Se questa calma del dollaro è effettivamente sintomo di un attacco di sfiducia sulla capacità americana di servire il debito, essa potrebbe ridiventare debolezza vera e propria.

Solo in uno scenario del genere il calo del dollaro rappresenta un rischio di lungo termine,

e in quel caso il rischio si estenderebbe rapidamente ai Paesi debitori (emergenti, area-euro).

Quindi procedo così:

* operando da area-euro, ho protetto a breve termine (settimane) le posizioni in dollari acquistando dei put dollaro sulle basi 1.22, 1.23 e 1.25.

Serve a coprire le posizioni export o creditorie verso dollaro.

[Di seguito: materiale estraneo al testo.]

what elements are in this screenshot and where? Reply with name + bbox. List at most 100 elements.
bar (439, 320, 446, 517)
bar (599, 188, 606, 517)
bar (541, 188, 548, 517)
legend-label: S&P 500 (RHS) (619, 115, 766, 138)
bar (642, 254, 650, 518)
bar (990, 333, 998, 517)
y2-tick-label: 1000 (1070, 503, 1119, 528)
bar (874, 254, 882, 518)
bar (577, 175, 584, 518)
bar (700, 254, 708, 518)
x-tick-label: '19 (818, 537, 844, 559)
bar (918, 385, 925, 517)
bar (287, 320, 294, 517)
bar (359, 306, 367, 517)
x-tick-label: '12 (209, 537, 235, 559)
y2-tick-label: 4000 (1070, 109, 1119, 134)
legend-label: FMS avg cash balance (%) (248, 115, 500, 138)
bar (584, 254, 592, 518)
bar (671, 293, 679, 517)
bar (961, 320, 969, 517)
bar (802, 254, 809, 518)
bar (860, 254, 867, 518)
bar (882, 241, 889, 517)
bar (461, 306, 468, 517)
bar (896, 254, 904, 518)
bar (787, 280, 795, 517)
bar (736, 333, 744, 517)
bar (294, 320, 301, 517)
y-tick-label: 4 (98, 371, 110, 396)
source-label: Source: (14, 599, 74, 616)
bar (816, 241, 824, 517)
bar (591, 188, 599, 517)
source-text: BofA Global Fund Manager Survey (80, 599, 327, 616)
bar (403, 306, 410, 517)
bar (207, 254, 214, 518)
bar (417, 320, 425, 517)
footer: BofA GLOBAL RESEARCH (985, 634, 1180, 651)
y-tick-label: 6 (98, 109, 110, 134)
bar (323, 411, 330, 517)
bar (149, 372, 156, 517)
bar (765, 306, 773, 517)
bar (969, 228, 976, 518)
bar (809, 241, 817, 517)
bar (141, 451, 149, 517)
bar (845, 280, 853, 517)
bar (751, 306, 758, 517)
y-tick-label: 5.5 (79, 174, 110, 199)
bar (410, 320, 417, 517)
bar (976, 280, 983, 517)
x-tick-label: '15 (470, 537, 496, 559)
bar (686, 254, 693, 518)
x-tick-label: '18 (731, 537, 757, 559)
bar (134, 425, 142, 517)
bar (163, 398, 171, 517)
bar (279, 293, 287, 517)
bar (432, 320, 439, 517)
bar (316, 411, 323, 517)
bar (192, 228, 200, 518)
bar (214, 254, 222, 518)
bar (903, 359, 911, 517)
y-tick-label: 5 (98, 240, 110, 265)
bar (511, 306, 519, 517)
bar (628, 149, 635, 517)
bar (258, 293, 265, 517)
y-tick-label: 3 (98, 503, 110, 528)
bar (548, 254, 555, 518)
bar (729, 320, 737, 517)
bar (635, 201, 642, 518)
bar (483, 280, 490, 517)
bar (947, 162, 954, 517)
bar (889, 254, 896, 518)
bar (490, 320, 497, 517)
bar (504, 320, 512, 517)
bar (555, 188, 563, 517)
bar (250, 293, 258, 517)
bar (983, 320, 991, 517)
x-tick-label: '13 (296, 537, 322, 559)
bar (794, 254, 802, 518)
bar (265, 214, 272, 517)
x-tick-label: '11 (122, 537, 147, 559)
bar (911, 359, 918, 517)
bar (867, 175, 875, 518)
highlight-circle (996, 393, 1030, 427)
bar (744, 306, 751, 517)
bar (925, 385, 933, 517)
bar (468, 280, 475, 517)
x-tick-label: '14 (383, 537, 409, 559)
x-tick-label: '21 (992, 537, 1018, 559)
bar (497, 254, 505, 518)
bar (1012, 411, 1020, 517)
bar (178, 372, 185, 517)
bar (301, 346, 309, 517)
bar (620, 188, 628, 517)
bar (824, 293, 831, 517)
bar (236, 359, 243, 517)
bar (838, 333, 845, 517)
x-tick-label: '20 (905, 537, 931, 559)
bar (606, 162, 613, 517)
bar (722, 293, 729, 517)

Ritengo che a lungo/lunghissimo termine non ci siano ancora indicazioni di un recupero dell'euro contro dollaro.

* Invece, per i portafogli d'investimento, gestione di tesoreria o speculazione, preferisco spostare le posizioni dal dollaro allo yen (restando comunque fuori dall'euro), se nei prossimi giorni il dollaro intaccherà anche 108.

Il segnale definitivo di ribasso del dollaro sarà a 105.

Può anche essere utile, in alternativa, acquistare dei put dollaro 105 a breve scadenza (venti giorni).